O processo de paz no Oriente Médio atingiu um novo ponto de fricção técnica e política nesta segunda-feira, 27 de abril de 2026. Através de mediadores paquistaneses, o governo do Irã apresentou uma nova cartada estratégica que visa estabilizar o comércio global, mas que impõe uma condição severa ao cronograma diplomático estabelecido pelos Estados Unidos.
A Proposta de "Desconexão": Ormuz em Troca de Bloqueio
A nova oferta de Teerã propõe a reabertura imediata e total do Estreito de Ormuz e a cessação definitiva das hostilidades militares na região. Em contrapartida, o Irã exige o levantamento completo do bloqueio naval imposto pelos Estados Unidos, que tem asfixiado a economia persa nos últimos meses.
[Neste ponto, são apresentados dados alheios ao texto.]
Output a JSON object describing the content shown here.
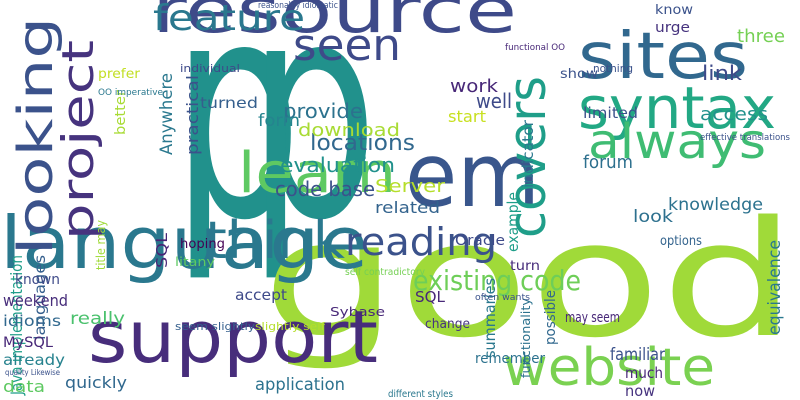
{
  "words": [
    {
      "text": "p",
      "color": "#21918c"
    },
    {
      "text": "p",
      "color": "#21918c"
    },
    {
      "text": "good",
      "color": "#a0da39"
    },
    {
      "text": "language",
      "color": "#2a788e"
    },
    {
      "text": "support",
      "color": "#472d7b"
    },
    {
      "text": "resource",
      "color": "#3e4a89"
    },
    {
      "text": "website",
      "color": "#7ad151"
    },
    {
      "text": "em",
      "color": "#39568c"
    },
    {
      "text": "learn",
      "color": "#5ec962"
    },
    {
      "text": "sites",
      "color": "#31688e"
    },
    {
      "text": "syntax",
      "color": "#22a884"
    },
    {
      "text": "always",
      "color": "#3fbc73"
    },
    {
      "text": "think",
      "color": "#2a788e"
    },
    {
      "text": "seen",
      "color": "#3e4a89"
    },
    {
      "text": "feature",
      "color": "#2a788e"
    },
    {
      "text": "looking",
      "color": "#3b528b"
    },
    {
      "text": "project",
      "color": "#46337e"
    },
    {
      "text": "covers",
      "color": "#1f9e89"
    },
    {
      "text": "reading",
      "color": "#3b528b"
    },
    {
      "text": "existing code",
      "color": "#6ece58"
    },
    {
      "text": "locations",
      "color": "#31688e"
    },
    {
      "text": "provide",
      "color": "#2c728e"
    },
    {
      "text": "evaluation",
      "color": "#21918c"
    },
    {
      "text": "code base",
      "color": "#3b528b"
    },
    {
      "text": "download",
      "color": "#a8db34"
    },
    {
      "text": "Server",
      "color": "#b5de2b"
    },
    {
      "text": "related",
      "color": "#33638d"
    },
    {
      "text": "well",
      "color": "#3e4a89"
    },
    {
      "text": "work",
      "color": "#482878"
    },
    {
      "text": "start",
      "color": "#c8e020"
    },
    {
      "text": "form",
      "color": "#25848e"
    },
    {
      "text": "turned",
      "color": "#355f8d"
    },
    {
      "text": "practical",
      "color": "#3b528b"
    },
    {
      "text": "Anywhere",
      "color": "#2a788e"
    },
    {
      "text": "SQL",
      "color": "#482475"
    },
    {
      "text": "Java implementation",
      "color": "#1f9e89"
    },
    {
      "text": "languages",
      "color": "#355f8d"
    },
    {
      "text": "known",
      "color": "#3e4a89"
    },
    {
      "text": "weekend",
      "color": "#472d7b"
    },
    {
      "text": "idioms",
      "color": "#31688e"
    },
    {
      "text": "really",
      "color": "#4ac16d"
    },
    {
      "text": "MySQL",
      "color": "#482878"
    },
    {
      "text": "already",
      "color": "#26828e"
    },
    {
      "text": "quickly",
      "color": "#31688e"
    },
    {
      "text": "data",
      "color": "#5ec962"
    },
    {
      "text": "application",
      "color": "#2c728e"
    },
    {
      "text": "accept",
      "color": "#3e4a89"
    },
    {
      "text": "hoping",
      "color": "#440154"
    },
    {
      "text": "litany",
      "color": "#5ec962"
    },
    {
      "text": "Sybase",
      "color": "#482878"
    },
    {
      "text": "change",
      "color": "#46337e"
    },
    {
      "text": "remember",
      "color": "#2c728e"
    },
    {
      "text": "summaries",
      "color": "#2a788e"
    },
    {
      "text": "possible",
      "color": "#31688e"
    },
    {
      "text": "functionality",
      "color": "#2c728e"
    },
    {
      "text": "familiar",
      "color": "#3b528b"
    },
    {
      "text": "much",
      "color": "#482878"
    },
    {
      "text": "now",
      "color": "#46337e"
    },
    {
      "text": "equivalence",
      "color": "#2a788e"
    },
    {
      "text": "knowledge",
      "color": "#2c728e"
    },
    {
      "text": "look",
      "color": "#2d708e"
    },
    {
      "text": "forum",
      "color": "#2d708e"
    },
    {
      "text": "options",
      "color": "#33638d"
    },
    {
      "text": "indicator",
      "color": "#2a788e"
    },
    {
      "text": "example",
      "color": "#1f9e89"
    },
    {
      "text": "access",
      "color": "#21918c"
    },
    {
      "text": "limited",
      "color": "#3b528b"
    },
    {
      "text": "link",
      "color": "#3e4a89"
    },
    {
      "text": "know",
      "color": "#3b528b"
    },
    {
      "text": "urge",
      "color": "#46337e"
    },
    {
      "text": "three",
      "color": "#75d054"
    },
    {
      "text": "show",
      "color": "#3b528b"
    },
    {
      "text": "nothing",
      "color": "#3b528b"
    },
    {
      "text": "prefer",
      "color": "#c2df23"
    },
    {
      "text": "individual",
      "color": "#3e4a89"
    },
    {
      "text": "better",
      "color": "#a8db34"
    },
    {
      "text": "SQL",
      "color": "#482878"
    },
    {
      "text": "Oracle",
      "color": "#3e4a89"
    },
    {
      "text": "turn",
      "color": "#472d7b"
    },
    {
      "text": "seem slightly",
      "color": "#355f8d"
    },
    {
      "text": "slightly self",
      "color": "#b5de2b"
    },
    {
      "text": "may seem",
      "color": "#482878"
    },
    {
      "text": "title may",
      "color": "#a0da39"
    },
    {
      "text": "different styles",
      "color": "#2a788e"
    },
    {
      "text": "self contradictory",
      "color": "#75d054"
    },
    {
      "text": "reasonably idiomatic",
      "color": "#3b528b"
    },
    {
      "text": "functional OO",
      "color": "#482878"
    },
    {
      "text": "effective translations",
      "color": "#3b528b"
    },
    {
      "text": "often wants",
      "color": "#3b528b"
    },
    {
      "text": "OO imperative",
      "color": "#2a788e"
    },
    {
      "text": "quality Likewise",
      "color": "#3b528b"
    }
  ]
}
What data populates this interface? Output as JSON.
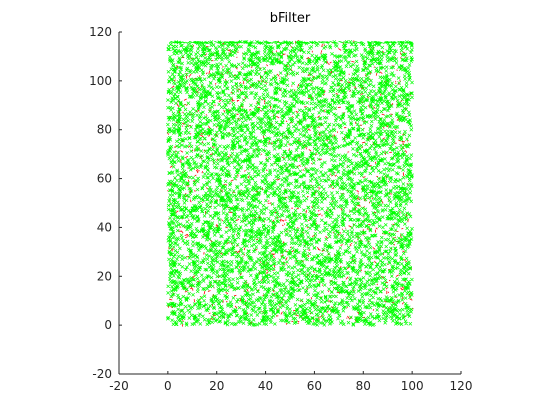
{
  "chart_data": {
    "type": "scatter",
    "title": "bFilter",
    "xlabel": "",
    "ylabel": "",
    "xlim": [
      -20,
      120
    ],
    "ylim": [
      -20,
      120
    ],
    "xticks": [
      "-20",
      "0",
      "20",
      "40",
      "60",
      "80",
      "100",
      "120"
    ],
    "yticks": [
      "-20",
      "0",
      "20",
      "40",
      "60",
      "80",
      "100",
      "120"
    ],
    "grid": false,
    "legend": "none",
    "data_extent": {
      "x": [
        0,
        100
      ],
      "y": [
        0,
        116
      ]
    },
    "series": [
      {
        "color": "#00ff00",
        "marker": "x",
        "description": "dense uniform field of points",
        "count": 6000
      },
      {
        "color": "#ff0000",
        "marker": "segment",
        "description": "short red segments scattered over field",
        "count": 900
      }
    ]
  }
}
O detalhe crucial da proposta, no entanto, é o isolamento do tema nuclear: o Irã sugere que o desmonte de sua infraestrutura atômica e o destino dos estoques de urânio sejam adiados para uma fase posterior de negociações, permitindo uma trégua econômica e militar imediata sem concessões nucleares instantâneas.
A Reação de Trump: A Unificação dos Pilares
A proposta foi recebida com ceticismo e rejeição imediata na Casa Branca. O presidente Donald Trump, em reuniões com o Conselho de Segurança Nacional, reiterou que sua administração não aceitará a fragmentação do acordo.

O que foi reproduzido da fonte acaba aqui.